Moore v. State

Lumpkin, Justice.

Under sections. 302 and 303 of the code, a writ of certiorari from a conviction in a county court is not necessarily returnable to a regular term of the superior court, but the superior court judge may require the county judge to certify and send up to the former a complete history of the case, and the certiorari may then be heard and determined at any time after ten days’ notice to the accuser. It can hardly be doubted, however, that the judge of the superior court has the right to make the certiorari returnable to a regular term of the superior court, if he sees proper to do so; and this, we understand, is the usual practice observed in such cases. At any rate, this seems to have been done in the present instance. We therefore think the certiorari became a regular superior court case. It was undoubtedly a ciiminal case to which the State was a party. This being so, it was, under the constitution (Code, §5160), the duty of the solicitor-general of the circuit to represent the State upon the trial of the case in the superior court. Therefore, according to the principle announced by this court in Butts v.
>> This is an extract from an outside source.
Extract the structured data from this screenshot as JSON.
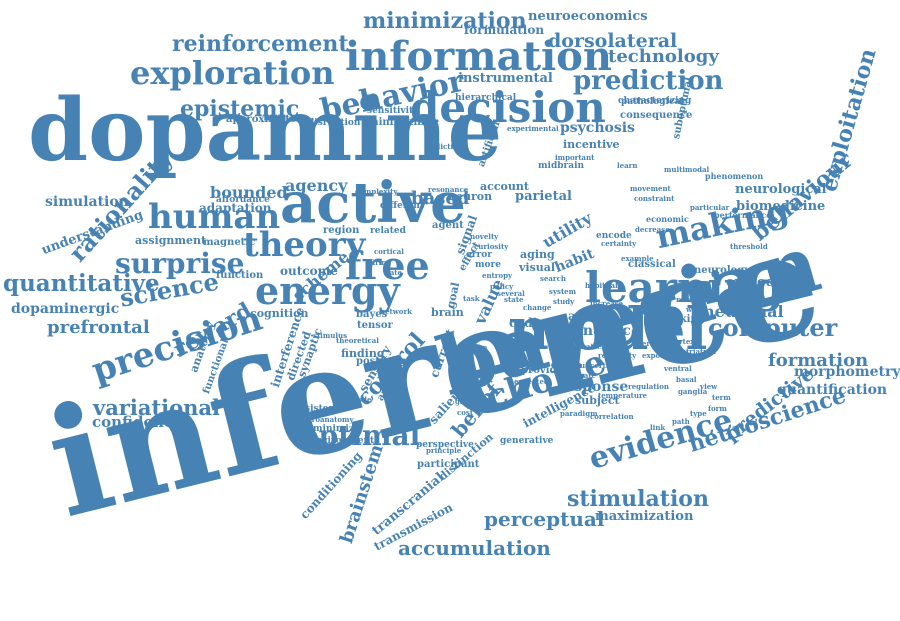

State, 90 Ga. 450, he should have had notice of the sanction of the certiorari and of the time and place of hearing; and the notice as to these matters which was served upon the solicitor of the county court was ineffectual.

We are not now called upon to decide whether or not notice to the accuser would have been sufficient had the certiorari been made returnable before the judge of the superior court in vacation. Judgment affirmed.